Shares of Ford Motor Company (NYSE:F) were moving lower on Wednesday, following a new note from Goldman Sachs that expressed concerns about near-term cash burn and Ford's longer-term strategy around electric vehicles.
As of 11 a.m. EDT, Ford's shares were down about 5.2% from Tuesday's closing price.
In a broad research note on the U.S. auto industry, Goldman analyst Mark Delaney initiated coverage of Ford at neutral. He said that in the near term, he expects automakers like Ford to underperform auto-industry suppliers, as is typical (he argues) during an economic downturn. He thinks both Ford and rival General Motors (NYSE:GM) will burn significant amounts of cash in the first half of the year before recovering later on.
More broadly, Delaney thinks battery-electric vehicles will be the key to growth for automakers over the longer term. He views the overall decline in U.S. auto stocks as an opportunity to buy companies that are most heavily exposed to electric vehicles, and he thinks Ford might not be the favorite in that group.
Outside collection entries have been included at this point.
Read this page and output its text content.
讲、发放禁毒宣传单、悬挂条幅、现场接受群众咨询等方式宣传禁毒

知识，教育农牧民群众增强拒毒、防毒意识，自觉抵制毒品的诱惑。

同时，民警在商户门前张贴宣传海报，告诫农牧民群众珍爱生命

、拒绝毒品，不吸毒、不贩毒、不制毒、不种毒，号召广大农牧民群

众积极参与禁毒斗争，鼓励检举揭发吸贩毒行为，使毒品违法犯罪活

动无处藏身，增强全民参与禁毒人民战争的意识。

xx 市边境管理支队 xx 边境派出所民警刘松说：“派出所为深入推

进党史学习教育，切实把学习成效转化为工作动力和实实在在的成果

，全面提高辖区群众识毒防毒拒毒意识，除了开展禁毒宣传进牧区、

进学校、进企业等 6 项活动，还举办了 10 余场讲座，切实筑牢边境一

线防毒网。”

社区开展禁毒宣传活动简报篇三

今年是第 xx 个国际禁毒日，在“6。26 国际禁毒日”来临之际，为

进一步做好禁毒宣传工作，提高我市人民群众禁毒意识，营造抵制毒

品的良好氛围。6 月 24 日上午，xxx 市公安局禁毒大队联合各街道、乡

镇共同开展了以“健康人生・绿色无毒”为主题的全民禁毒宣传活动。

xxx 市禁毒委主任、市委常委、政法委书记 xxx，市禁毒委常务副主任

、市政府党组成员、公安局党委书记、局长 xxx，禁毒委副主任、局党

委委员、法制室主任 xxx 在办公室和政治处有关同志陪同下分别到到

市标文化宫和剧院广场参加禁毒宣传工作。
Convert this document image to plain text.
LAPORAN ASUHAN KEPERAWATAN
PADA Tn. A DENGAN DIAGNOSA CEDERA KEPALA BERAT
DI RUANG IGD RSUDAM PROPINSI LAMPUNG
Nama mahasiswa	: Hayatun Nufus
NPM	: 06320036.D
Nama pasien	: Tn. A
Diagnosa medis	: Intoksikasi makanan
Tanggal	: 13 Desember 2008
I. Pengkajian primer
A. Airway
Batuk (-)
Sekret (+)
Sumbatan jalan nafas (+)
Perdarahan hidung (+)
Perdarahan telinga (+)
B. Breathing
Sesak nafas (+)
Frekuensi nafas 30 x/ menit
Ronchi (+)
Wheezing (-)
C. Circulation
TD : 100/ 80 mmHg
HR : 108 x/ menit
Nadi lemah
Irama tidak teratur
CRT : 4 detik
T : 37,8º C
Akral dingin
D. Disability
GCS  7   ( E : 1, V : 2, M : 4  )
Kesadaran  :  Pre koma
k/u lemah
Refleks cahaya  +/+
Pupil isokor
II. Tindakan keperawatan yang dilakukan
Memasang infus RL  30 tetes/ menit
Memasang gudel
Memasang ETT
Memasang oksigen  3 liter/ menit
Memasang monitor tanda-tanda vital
Delaney thinks Ford's electrification strategy, which involves a mix of hybrids and fully electric vehicles, puts it at a disadvantage to rival automakers who are all-in on fully electric architectures.
(Readers will not be surprised to learn that Delaney is very bullish on Tesla (NASDAQ:TSLA). He rated Tesla a buy, with a Wall Street-high target price of $864.)
There are reasons for auto investors to be skeptical of Delaney's analysis. (For starters, electric-vehicle adoption rates weren't exactly surging before the coronavirus outbreak, and there's no reason to think that has changed.)
But his view that Ford has the cash to get through the current crisis is probably sound. (Whether Tesla does is a question for another day.)
We'll learn much more about how Ford is faring when it reports its first-quarter earnings result on April 28.